Hari ini adalah hari pertama Ara bekerja di Sunshine Klinik, ada beberapa klien lama dari psikolog anak yang dulu dan sekarang di ambil alih oleh Ara. Lalu dia juga mendapatkan 2 klien baru, di hari pertama menurut Ara cukup seru gak ada hal-hal yang memberatkannya atau membuat dia capek.
Apalagi semua karyawan di klinik itu ramah dan baik sekali padannya, siang ini setelah makan siang. Ara kembali ke ruangannya, nantinya akan ada klien baru yang harus konseling sama dia, sebelum klien nya datang Ara sempat membaca biodata anak tersebut. Ternyata seorang anak yang di diagnosa ADHD dan baru mulai terapi.
Tidak lama kemudian suara dari ketukan pintu ruangannya menginterupsi Ara, itu asisten nya. di belakangnya ada seorang wanita berusia 50 tahunan bersama seorang gadis kecil.
“Mbak Ara, klien nya sudah datang.”
“Oh ya, langsung masuk aja ya.” Ara senyum, dia berdiri dan menyambut klien nya itu. “Hallo, selamat siang.”
“Siang, Mbak Ara.” balas sapaan wanita berusia 50 tahun itu.
“Nama saya Ara, Buk. Saya yang akan menjadi psikolog untuk Bella.” Ara memperkenalkan dirinya dulu, dari tadi pun setiap ada klien yang datang ia memperkenalkan dirinya terutama pada klien lama yang biasa di tangani psikolog anak yang posisinya saat ini ia gantikan.
“Salam kenal, Mbak Ara. Saya Bi Narsih, sebenarnya saya pengasuhnya Bella. Mama nya gak bisa antar karena kerja, jadi kalau ada yang mau di bicarakan tentang Bella, Mbak bisa bicara sama saya biar nanti saya yang sampaikan sama Mama nya,” jelas wanita yang bernama Bi Narsih itu.
Ara mengangguk, dalam hati dia agak sedikit kecewa karena harus bicara sama pengasuh dari bocah di depannya itu.
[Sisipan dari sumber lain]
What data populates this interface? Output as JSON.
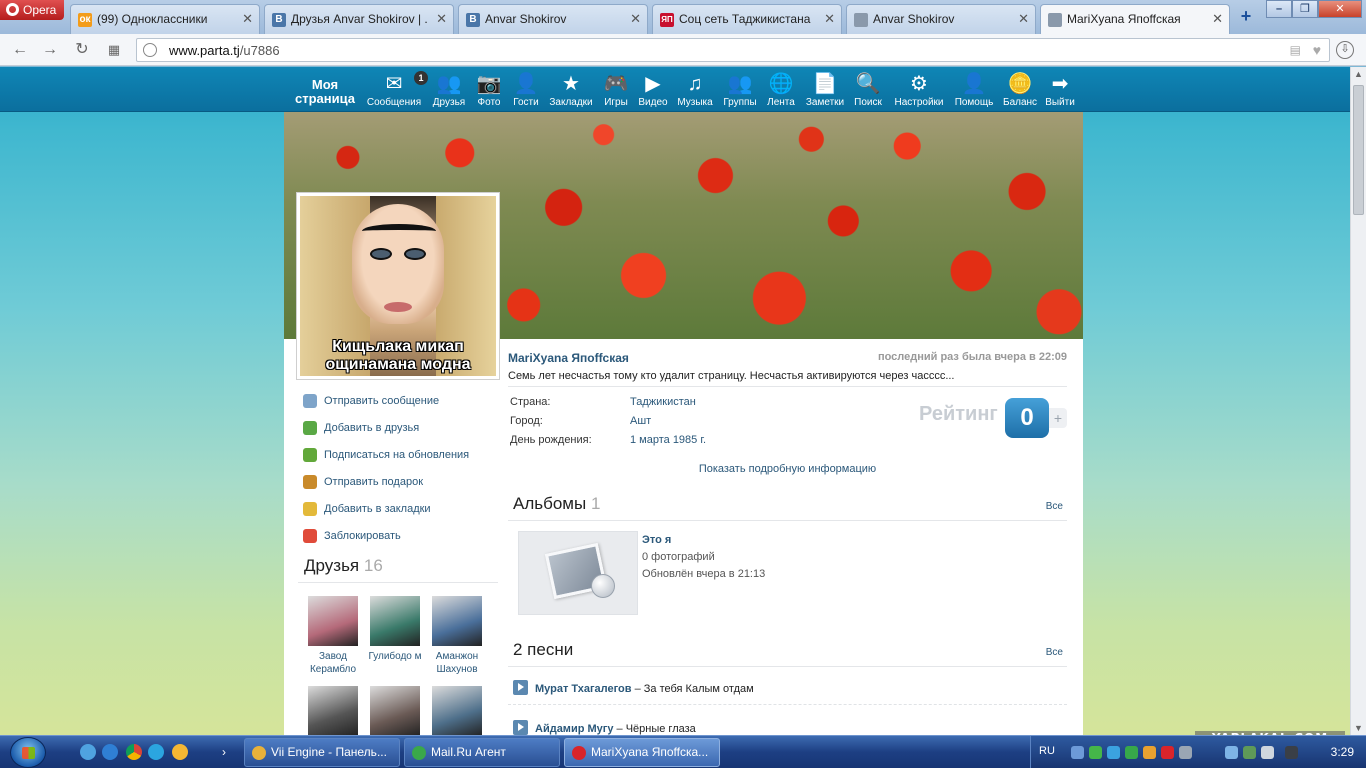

Menurut Ara akan lebih baik jika ia berkomunikasi langsung tentang perkembangan Bella pada orang tua nya langsung.
“Ahh, begitu. Baik, kalau gitu. Bi Narsih bisa tunggu di depan, biar saya bisa melakukan sesi sama Bella berdua ya.”
Setelah Bi Narsih keluar, Ara mulai mendekati Bella. Seperti yang sudah-sudah Ara memperkenalkan dirinya, dia juga meminta Bella untuk memperkenalkan dirinya sendiri. Kemudian sembari mengajak Bella bicara mengenai dirinya, Ara beri Bella beberapa tugas yang sudah ia siapkan.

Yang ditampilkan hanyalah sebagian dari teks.